Uber vows to stop using Greyball
In a blog post, which Uber’s chief security officer Joe Sullivan wrote, the company says that it has started a thorough review on the exact use of this technology. Also, it vowed to top using it from now on. However, this is not going to happen immediately. It is going to take the company some time to change the way Greyball works. Lots of organizations reportedly asked for more information on this technology and Uber is going to provide it as it wants to be “in the clear” from now on.

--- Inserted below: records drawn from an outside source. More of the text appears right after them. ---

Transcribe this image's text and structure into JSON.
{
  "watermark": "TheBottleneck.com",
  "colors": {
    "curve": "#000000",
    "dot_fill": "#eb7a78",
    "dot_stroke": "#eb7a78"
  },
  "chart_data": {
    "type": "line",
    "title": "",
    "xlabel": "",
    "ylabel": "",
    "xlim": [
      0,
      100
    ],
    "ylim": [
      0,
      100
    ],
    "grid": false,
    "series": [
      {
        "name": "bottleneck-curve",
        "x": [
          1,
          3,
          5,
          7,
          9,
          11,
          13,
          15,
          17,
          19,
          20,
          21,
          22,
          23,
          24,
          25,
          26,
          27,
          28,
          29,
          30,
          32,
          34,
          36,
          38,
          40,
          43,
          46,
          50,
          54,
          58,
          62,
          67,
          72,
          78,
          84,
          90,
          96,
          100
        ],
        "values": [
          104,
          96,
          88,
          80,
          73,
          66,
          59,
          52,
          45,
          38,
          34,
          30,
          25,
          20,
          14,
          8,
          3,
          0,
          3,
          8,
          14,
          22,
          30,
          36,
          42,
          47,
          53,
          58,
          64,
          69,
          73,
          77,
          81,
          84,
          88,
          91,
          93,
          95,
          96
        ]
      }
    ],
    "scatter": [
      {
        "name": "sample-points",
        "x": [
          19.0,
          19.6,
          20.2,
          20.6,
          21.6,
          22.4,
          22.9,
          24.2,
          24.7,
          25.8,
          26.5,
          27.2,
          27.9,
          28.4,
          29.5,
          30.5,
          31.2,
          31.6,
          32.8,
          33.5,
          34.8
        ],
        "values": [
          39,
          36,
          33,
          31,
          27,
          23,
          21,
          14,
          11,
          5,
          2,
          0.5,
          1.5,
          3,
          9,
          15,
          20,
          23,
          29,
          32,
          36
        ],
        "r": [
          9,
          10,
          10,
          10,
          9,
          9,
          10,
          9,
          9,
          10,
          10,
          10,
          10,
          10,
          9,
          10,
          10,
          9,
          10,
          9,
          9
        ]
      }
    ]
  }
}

Ted Wheeler, the mayor of Portland, also expressed his concern regarding the Greyball technology. He talked about how it stops regulators from doing what they need to do. In the meantime, Uber explained that they created Greyball in order to not allow rides to certain people. Especially ones who were not respecting the ride hailing company’s rules. Moreover, the technology reportedly has many others purposes like testing new features, promotion, the protection of their partners and so on and so forth. The fact that it also managed to dodge regulators was something that got a little out of control.
How did Greyball operate?
The Greyball technology was reportedly able to identify regulators who were acting as usual clients. It did this by gathering data on the location the person was calling the car from. Then, it checked if it had any government offices nearby. Moreover, according to some reports, the situation was even more complex. Greyball also checked the information on the person’s credit card to see if it had anything to do with official institutions. Another bizarre fact is that Uber reportedly checked phone shops in an effort to trace smartphones which officials bought. What was the next step? After Uber successfully identified the “fake” clients, the company was also sending them a “fake” Uber app. This version of the app displayed numerous fictional cars around the city. If the person still managed to get a real one, they cancelled their ride anyway.

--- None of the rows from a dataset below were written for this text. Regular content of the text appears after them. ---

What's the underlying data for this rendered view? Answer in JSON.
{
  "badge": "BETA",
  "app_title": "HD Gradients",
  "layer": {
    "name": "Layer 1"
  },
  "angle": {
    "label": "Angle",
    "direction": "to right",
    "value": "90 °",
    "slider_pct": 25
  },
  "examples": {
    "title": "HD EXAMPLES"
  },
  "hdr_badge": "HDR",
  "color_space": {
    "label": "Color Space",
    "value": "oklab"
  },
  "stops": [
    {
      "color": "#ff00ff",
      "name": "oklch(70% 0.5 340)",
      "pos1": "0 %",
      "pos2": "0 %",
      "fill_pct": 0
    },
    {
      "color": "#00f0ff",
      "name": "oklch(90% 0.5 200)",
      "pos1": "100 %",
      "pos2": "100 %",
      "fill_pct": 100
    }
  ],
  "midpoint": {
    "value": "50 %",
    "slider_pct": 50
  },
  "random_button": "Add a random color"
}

Uber has been dealing with a lot of issues recently. A former employee accused the company of ignoring sexual harassment attempts at work. Apart from this, more recently, Uber’s CEO Travis Kalanick was filmed while he was in a heated argument with one of his drivers. He was swearing at the man and acting inappropriately. The video appeared all over the social media platforms and Kalanick immediately apologized for his behavior via a blog post.